Total operating revenue was $986 million, an 18 percent increase over the same 2009 quarter. The company attributed the increase primarily to higher Intermodal segment volumes, significant growth in the company’s Dedicated Contract Services segment and revenue growth in its Truck segment. Utilization of equipment also improved, as did pricing in the Truck segment. Current quarter operating revenue, excluding fuel surcharges, increased 15 percent.

Operating income rose 29 percent to $91.5 million, primarily due to a 22 percent increase in Intermodal operating income, a 17 percent increase in DCS operating income and positive Truck operating income. J.B. Hunt’s Truck segment lost money on an operating basis in the same 2009 quarter.

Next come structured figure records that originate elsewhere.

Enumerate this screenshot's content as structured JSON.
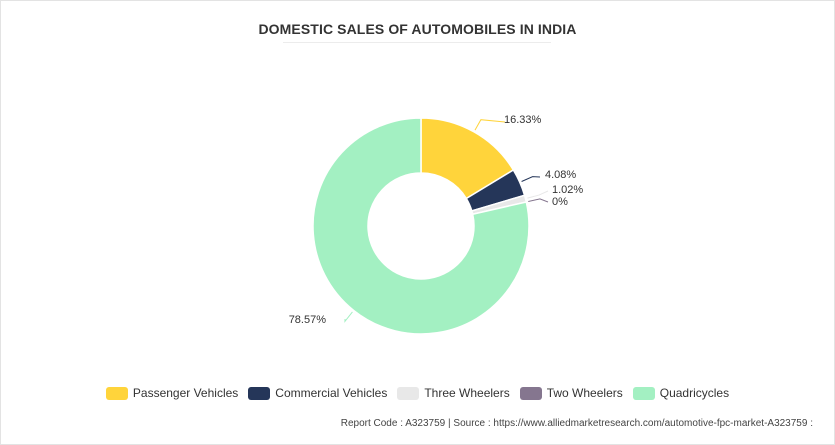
{
  "chart_data": {
    "type": "pie",
    "variant": "donut",
    "title": "DOMESTIC SALES OF AUTOMOBILES IN INDIA",
    "categories": [
      "Passenger Vehicles",
      "Commercial Vehicles",
      "Three Wheelers",
      "Two Wheelers",
      "Quadricycles"
    ],
    "values": [
      16.33,
      4.08,
      1.02,
      0,
      78.57
    ],
    "value_labels": [
      "16.33%",
      "4.08%",
      "1.02%",
      "0%",
      "78.57%"
    ],
    "colors": [
      "#ffd43b",
      "#253659",
      "#e8e8e8",
      "#85768f",
      "#a3f0c2"
    ],
    "legend_position": "bottom"
  },
  "footer": {
    "text": "Report Code : A323759  |  Source : https://www.alliedmarketresearch.com/automotive-fpc-market-A323759 :"
  }
}
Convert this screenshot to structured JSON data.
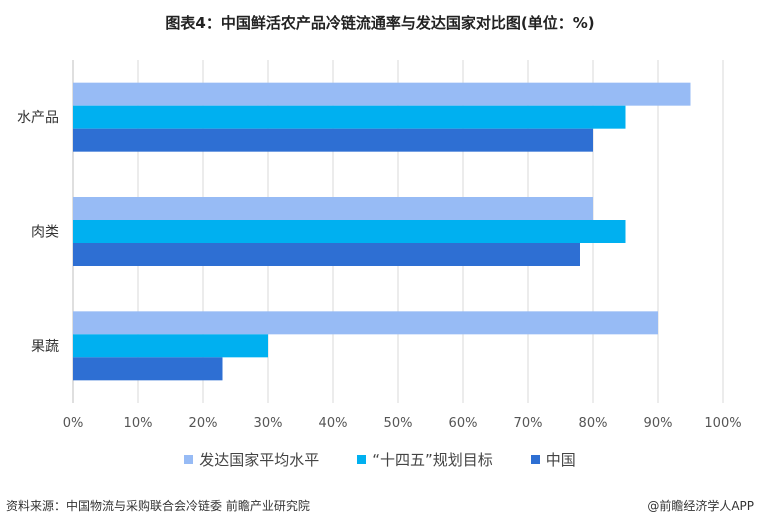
{
  "chart_data": {
    "type": "bar",
    "orientation": "horizontal",
    "title": "图表4：中国鲜活农产品冷链流通率与发达国家对比图(单位：%)",
    "categories": [
      "水产品",
      "肉类",
      "果蔬"
    ],
    "series": [
      {
        "name": "发达国家平均水平",
        "values": [
          95,
          80,
          90
        ],
        "color": "#97bbf5"
      },
      {
        "name": "“十四五”规划目标",
        "values": [
          85,
          85,
          30
        ],
        "color": "#00b0f0"
      },
      {
        "name": "中国",
        "values": [
          80,
          78,
          23
        ],
        "color": "#2e6fd3"
      }
    ],
    "xlim": [
      0,
      100
    ],
    "x_ticks": [
      "0%",
      "10%",
      "20%",
      "30%",
      "40%",
      "50%",
      "60%",
      "70%",
      "80%",
      "90%",
      "100%"
    ],
    "grid": true,
    "legend_position": "bottom"
  },
  "footer": {
    "source": "资料来源：中国物流与采购联合会冷链委 前瞻产业研究院",
    "brand": "@前瞻经济学人APP"
  }
}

“We continue to distance ourselves from the ‘Great Recession’ by increased revenues, operating income and net earnings,” said Kirk Thompson, president and chief executive officer of Lowell, Ark.-based J.B. Hunt. “Though freight volumes backed off from the torrid pace we saw in June, demand remained steady across all segments. In Intermodal, we continued to see record numbers of loads and double-digit increases compared to prior periods despite the fact that, unlike most of the intermodal industry, we were growing last year, making the comparables more difficult for us.”

Sept. 30 was an all-time high in load count for a single day in Intermodal. “We expect to surpass one million loads for the first time later this year,” Thompson said.

Thompson said DCS load volume – which the company believes is a strong indicator of current customer demand and the general direction of the freight economy – continues to point toward steady business activity. Also, contract pricing – reflecting improvement in supply and demand balance in both Intermodal and Truck – rose sequentially from this year’s second quarter and from the same period a year ago. “Assuming demand remains near current levels, we expect to see freight rates continue to rebound from the unsustainable lows we saw during the recession,” he said.

During the current quarter, J.B. Hunt reactivated and increased certain compensation and benefit programs. “We were able to make these moves as profits rebounded quicker than we had anticipated going into 2010,” Thompson said.